O governo pode convocar toda a sociedade para um esforço com o objetivo de acabar com a fome, problema que exige uma mobilização coletiva, porque o país vive um "estado de emergência social". Há 47 milhões de pessoas vivendo entre a pobreza e a indigência e 35 milhões de crianças e adolescentes vivendo em famílias com renda per capita de até meio salário-mínimo. "Estou convencido de que o presidente Itamar Franco quer acabar com a fome e vai querer fazer e fará muito mais à medida que a sociedade toda estiver fazendo.
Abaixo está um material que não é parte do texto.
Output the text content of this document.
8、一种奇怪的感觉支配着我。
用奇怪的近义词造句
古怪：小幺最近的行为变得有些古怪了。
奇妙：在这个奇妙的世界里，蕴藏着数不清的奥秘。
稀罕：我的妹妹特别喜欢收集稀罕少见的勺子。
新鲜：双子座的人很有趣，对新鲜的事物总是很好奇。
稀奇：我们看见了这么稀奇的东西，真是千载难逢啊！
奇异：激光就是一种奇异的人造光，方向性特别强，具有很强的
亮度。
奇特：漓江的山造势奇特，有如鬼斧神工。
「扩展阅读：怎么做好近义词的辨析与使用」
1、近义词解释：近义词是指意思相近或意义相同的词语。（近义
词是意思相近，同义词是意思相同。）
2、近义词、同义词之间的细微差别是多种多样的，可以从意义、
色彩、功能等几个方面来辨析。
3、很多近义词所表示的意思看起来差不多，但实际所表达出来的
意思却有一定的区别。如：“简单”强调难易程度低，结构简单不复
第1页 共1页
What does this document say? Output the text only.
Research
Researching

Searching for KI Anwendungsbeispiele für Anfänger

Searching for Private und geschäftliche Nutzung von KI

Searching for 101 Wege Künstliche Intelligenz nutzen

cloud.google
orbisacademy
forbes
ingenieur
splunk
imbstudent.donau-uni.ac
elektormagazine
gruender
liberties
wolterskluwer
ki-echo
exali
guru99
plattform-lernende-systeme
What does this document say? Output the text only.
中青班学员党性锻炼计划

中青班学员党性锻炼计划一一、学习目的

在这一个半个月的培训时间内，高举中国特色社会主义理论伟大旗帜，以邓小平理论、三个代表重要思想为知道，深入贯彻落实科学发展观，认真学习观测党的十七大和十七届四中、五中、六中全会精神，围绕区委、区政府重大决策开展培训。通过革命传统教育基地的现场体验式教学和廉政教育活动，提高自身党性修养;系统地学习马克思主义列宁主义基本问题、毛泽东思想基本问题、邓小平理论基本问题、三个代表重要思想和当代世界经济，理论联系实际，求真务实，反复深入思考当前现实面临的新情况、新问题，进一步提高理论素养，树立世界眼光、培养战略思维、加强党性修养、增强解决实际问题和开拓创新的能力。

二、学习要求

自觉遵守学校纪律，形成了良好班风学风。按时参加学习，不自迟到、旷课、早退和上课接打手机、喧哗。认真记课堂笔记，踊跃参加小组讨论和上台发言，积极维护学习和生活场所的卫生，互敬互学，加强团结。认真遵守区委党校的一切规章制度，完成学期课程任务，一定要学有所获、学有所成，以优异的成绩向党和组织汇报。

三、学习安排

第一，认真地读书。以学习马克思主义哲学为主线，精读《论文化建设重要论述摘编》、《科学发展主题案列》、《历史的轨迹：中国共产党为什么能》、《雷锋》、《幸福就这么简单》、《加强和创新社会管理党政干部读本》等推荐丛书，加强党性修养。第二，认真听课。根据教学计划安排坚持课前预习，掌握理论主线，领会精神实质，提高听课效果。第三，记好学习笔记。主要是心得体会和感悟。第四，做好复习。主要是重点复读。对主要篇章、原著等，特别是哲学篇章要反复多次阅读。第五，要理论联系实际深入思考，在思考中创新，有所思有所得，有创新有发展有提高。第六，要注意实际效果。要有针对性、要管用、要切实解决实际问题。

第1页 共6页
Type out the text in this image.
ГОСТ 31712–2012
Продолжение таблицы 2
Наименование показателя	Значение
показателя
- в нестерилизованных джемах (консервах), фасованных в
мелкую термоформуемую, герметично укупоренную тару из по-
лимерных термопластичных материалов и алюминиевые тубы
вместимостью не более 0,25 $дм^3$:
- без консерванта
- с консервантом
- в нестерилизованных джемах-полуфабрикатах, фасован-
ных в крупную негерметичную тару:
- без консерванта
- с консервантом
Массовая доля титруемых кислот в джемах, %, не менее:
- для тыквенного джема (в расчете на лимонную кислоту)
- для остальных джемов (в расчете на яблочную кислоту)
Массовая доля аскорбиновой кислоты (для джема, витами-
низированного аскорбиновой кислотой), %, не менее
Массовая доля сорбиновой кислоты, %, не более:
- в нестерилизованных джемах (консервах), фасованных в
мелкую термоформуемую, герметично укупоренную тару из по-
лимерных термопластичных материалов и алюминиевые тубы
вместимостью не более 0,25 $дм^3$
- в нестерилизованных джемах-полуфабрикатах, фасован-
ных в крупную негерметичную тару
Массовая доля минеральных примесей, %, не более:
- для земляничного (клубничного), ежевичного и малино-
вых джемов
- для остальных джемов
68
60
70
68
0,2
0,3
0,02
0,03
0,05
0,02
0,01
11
O segredo dessa campanha é que não é apenas governamental", diz o sociólogo Herbert de Souza, o "Betinho", convidado pelo presidente a assumir a direção das iniciativas visando à solução do problema-- ou à atenuação de seus aspectos mais agudos. Betinho recusou o comando da campanha, porque é hemofílico, contraiu AIDS numa transfusão de sangue e admite que só viverá mais de um ano se nesse prazo for descoberta a cura da doença, mas se dispõe a participar intensamente da coordenação das ações contra a fome. A campanha só será eficaz, porém-- adverte--, se a erradicação da fome constituir uma prioridade tanto do governo como da sociedade. "Do contrário, tem tudo para dar errado. É preciso urgentemente fazer o que o Brasil não faz há 10 anos. É o preço de uma imensa dívida". Sociólogo, criador e diretor do IBASE (Instituto Brasileiro de Análises Sociais e Econômicas), Herbert de Souza considera que "não se acaba com a fome com uma política recessiva". Segundo ele, "política recessiva gera desemprego, pobreza e miséria. O combate à fome deve ser prioridade em todos os níveis da política do governo-- na geração de empregos, na democratização da terra, em uma política salarial adequada. Se o governo Itamar quer acabar com a fome, terá que mudar de rumo", afirmou (JC).